# Danish: Hvad hedder du?



## AlOlaf

Does stød occur in the word "hedder"? If so, what letter does it fall on?


----------



## AlOlaf

But "hedde" is the infinitive and "hedder" is the present. I thought it might be similar to "læse" and "læser", infinitive and present, respectively, where the former has no stød, but the latter does.


----------



## jette(DK)

the infinitiv (hedde) is without 'stød'.

But the present tense ('hedder) and the past tense ('hed) both have 'stød'.

This is something I can hear as a native speaker. I'm not familiar with the rules, I'm afraid.


----------



## AlOlaf

Thank you so much!


----------



## Sepia

AlOlaf said:


> But "hedde" is the infinitive and "hedder" is the present. I thought it might be similar to "læse" and "læser", infinitive and present, respectively, where the former has no stød, but the latter does.



OK, but here

læsse, læsser

you are in the same situation as with "hedde". You see the difference? It is the syllables.


----------



## bicontinental

AlOlaf said:


> But "hedde" is the infinitive and "hedder" is the present. I thought it might be similar to "læse" and "læser", infinitive and present, respectively, where the former has no stød, but the latter does.



That’s exactly right.

As you know, Danish grammar is characterized by many exceptions to a limited number of rules and that goes for those pertaining to the glottal stop (stød) in verbal forms as well. There´s a summary in this Wikipedia note (in Danish) that you may find useful.  http://da.wikipedia.org/wiki/Stød_(sproglyd)

*Generally *the stød occurs in verbal forms with _one syllable_, which of course includes the imperative form of many verbs ( ´løb, ´gø, ´gå, ´spis, ´hent etc.) and in verbs with the prefix be-, er-, for- (be´tale, er´fare, for´klare).
The present tense of _irregular verbs_: ´hedder (hed), ´flyver (fløj), ´lyver (løj), ´finder (fandt) etc.

Bic.


----------



## AlOlaf

Thanks very much for the confirmation. I have an Assimil textbook that uses a phonetic script to approximate the pronunciation of the Danish dialogues and to show where stød occurs. This script doesn't show stød to occur in "hedder", but I thought I could hear it. I want to get it right, so thanks again for the imformative clarification.


----------



## bicontinental

Good ear! 
(Forvo is an online pronunciation guide that might also be useful to you.)
Bic.


----------



## Sepia

It seems to me that you all don't have the same concept of what "stød" means ... to add more meaning to this thread it would probably be useful if you defined what you mean, each one of you.

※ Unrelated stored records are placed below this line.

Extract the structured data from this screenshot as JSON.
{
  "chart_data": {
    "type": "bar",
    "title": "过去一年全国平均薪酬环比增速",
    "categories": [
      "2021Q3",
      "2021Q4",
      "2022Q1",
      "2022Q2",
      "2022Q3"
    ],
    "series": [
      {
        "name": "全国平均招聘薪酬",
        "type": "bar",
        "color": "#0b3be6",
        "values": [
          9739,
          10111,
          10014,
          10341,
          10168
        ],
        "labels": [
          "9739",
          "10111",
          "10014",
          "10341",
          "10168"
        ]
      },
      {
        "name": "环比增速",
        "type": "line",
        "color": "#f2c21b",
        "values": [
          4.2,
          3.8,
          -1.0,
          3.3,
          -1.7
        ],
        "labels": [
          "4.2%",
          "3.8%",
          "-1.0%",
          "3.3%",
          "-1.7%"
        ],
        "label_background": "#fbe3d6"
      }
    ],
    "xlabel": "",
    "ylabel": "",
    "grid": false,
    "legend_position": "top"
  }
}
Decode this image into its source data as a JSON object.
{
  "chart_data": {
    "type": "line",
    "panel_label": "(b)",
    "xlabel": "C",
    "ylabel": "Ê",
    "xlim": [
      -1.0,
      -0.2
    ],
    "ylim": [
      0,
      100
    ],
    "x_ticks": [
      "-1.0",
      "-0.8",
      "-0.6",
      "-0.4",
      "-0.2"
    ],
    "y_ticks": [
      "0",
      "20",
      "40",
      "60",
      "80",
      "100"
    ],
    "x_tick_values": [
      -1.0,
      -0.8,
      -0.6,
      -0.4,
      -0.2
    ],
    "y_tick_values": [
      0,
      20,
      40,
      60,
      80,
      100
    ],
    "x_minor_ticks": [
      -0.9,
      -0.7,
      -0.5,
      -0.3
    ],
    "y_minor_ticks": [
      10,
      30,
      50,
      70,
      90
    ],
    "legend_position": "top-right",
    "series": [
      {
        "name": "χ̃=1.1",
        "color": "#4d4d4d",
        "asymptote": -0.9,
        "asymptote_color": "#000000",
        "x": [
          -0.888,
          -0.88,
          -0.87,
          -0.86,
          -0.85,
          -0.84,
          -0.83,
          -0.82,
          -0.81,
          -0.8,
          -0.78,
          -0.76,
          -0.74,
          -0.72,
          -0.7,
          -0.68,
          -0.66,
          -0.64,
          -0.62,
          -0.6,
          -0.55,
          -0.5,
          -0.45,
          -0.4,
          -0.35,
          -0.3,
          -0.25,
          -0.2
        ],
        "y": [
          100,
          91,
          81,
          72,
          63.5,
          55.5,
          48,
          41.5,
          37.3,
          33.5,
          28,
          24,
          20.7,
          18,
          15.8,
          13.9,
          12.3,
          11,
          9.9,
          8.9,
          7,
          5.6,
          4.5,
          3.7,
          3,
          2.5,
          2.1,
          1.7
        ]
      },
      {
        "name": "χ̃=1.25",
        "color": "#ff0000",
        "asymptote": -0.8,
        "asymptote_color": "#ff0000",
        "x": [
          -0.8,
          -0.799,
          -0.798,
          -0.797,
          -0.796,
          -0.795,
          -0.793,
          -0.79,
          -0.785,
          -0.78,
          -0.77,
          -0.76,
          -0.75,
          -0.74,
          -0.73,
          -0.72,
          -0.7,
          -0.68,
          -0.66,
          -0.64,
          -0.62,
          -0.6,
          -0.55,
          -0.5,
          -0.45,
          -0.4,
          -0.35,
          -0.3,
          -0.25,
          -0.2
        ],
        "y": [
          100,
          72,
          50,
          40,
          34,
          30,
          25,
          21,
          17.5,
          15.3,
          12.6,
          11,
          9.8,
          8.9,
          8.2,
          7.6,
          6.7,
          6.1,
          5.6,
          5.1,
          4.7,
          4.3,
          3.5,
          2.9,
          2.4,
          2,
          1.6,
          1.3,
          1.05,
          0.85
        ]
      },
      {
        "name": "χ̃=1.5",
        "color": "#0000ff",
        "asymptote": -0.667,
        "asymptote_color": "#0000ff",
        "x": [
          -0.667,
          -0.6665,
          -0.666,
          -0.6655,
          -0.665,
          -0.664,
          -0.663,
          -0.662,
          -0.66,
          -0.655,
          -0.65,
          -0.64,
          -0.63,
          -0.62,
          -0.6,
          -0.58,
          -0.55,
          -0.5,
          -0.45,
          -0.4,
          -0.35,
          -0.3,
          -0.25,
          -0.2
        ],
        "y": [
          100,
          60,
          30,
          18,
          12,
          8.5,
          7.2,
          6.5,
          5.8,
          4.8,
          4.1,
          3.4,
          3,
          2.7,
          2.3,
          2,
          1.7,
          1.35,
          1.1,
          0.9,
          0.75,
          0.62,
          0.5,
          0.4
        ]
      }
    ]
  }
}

Furthermore, there are also regional differences, all leading to the point where the following joke makes perfekt sense in Copenhagen but does not really work in Jutland:

- Hvorfor hedder denne bydel "Hedehusene".
- Jah, de huse skulle vel hedde et eller andet.


----------



## MindBoggle

Stød is glottal stop. English speakers know it already - it occurs in dialects like cockney in words like better (be'er).

In Danish, glottal stop occurs in the national standard (rigsdansk), and in northern dialects, but not in southern.


----------



## Sepia

... and not very distinct the way people speak around Copenhagen, even though theoretically there. And that is the "Standard Danish" spoken by about 1/4 of the population.


----------



## Rubjerg

The Danish "stød", I read some time ago in Wikipedia, is usually not realized as a full glottal stop (the way it's found in Cockney, Hawaiian and others), but typically with a 'creaky voice'. I've been trying to observe this, both with myself and others, and tend to agree.

That's speaking for the standard, though. Some dialects on rural Zealand make VERY pronounced glottal stops for støds.


----------